The subgroup analysis by MPR revealed that most (59.6%) patients had an MPR of < 25% during the follow-up period, representing multiple switches from treatment to non-treatment. However, regardless of MPR, 93–95% of patients initiating long-term bisacodyl remained on the same dosage over the first year. This result suggests that continuous treatment over prolonged periods, which is commonly investigated in long-term clinical trials, is rare in real-world practice.

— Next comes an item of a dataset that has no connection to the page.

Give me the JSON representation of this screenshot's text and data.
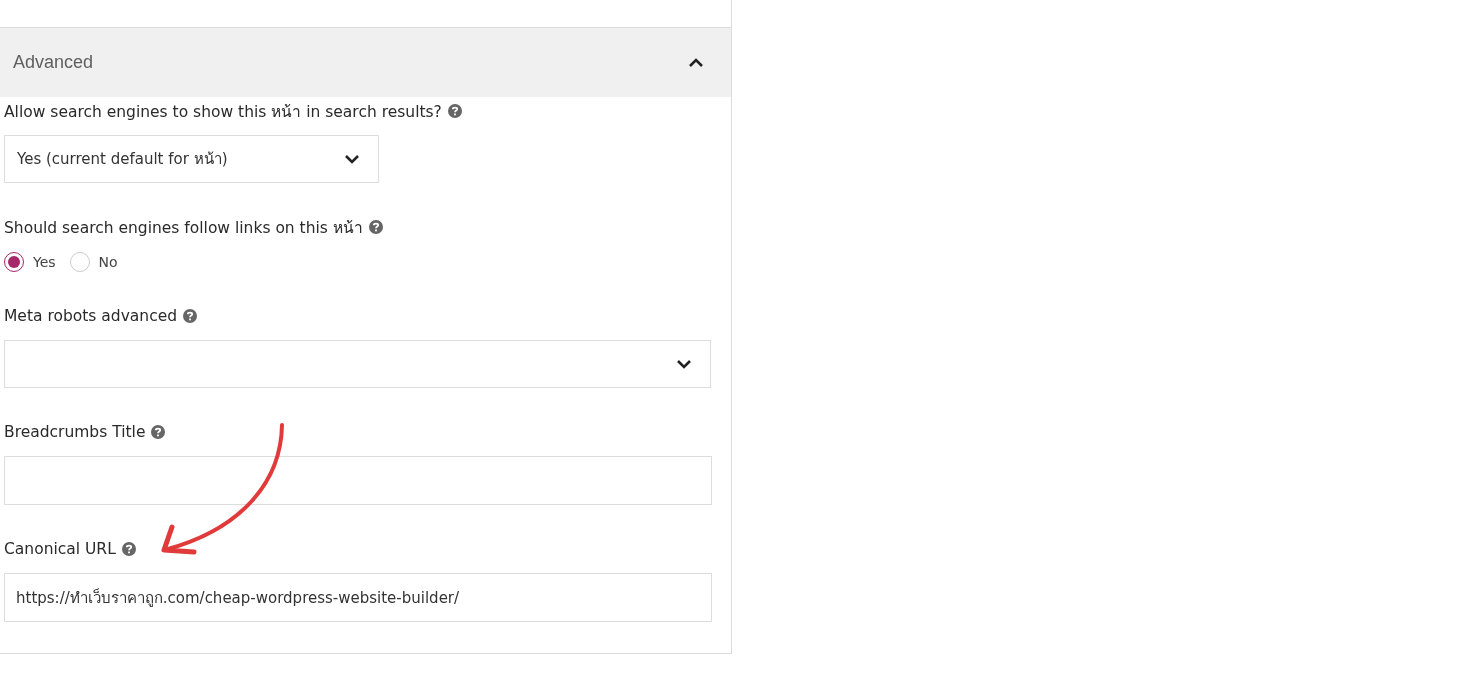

Some clinicians have raised potential habituation or tolerance concerns for long-term treatment with stimulant laxatives [11, 31]. Habituation is characterized by a gradual increase in drug usage over time [32]. In this study, a small proportion of patients either increased or decreased their dose within the approved dose range (except for one whose dose increased to 15 mg). Of note, no repeated increases in the bisacodyl dose were observed despite a considerable proportion of patients with comedications and comorbidities. These associated comorbidities might have deteriorated and led to a dose increase in these patients. Using an existing real-world database reflecting primary care management, this type of real-world study offers an opportunity to look into long-term data and, therefore, complements the available data. Overall, the study results for France are consistent with those of a previous real-world study conducted in Germany, which showed that bisacodyl could be prescribed for long-term use with well-maintained efficacy [13].

5 Conclusion

Results from this retrospective cohort study indicate that bisacodyl can be prescribed at a stable dose when used for > 28 days. The majority of patients remained on the initial dose; only a small proportion of patients increased or decreased their dose, suggesting a stable use of bisacodyl in real-world clinical practice. In line with previous studies, no signs indicative of habituation were observed. Further investigations may be warranted to better understand treatment patterns, including OTC usage and long-term adherence to bisacodyl treatment.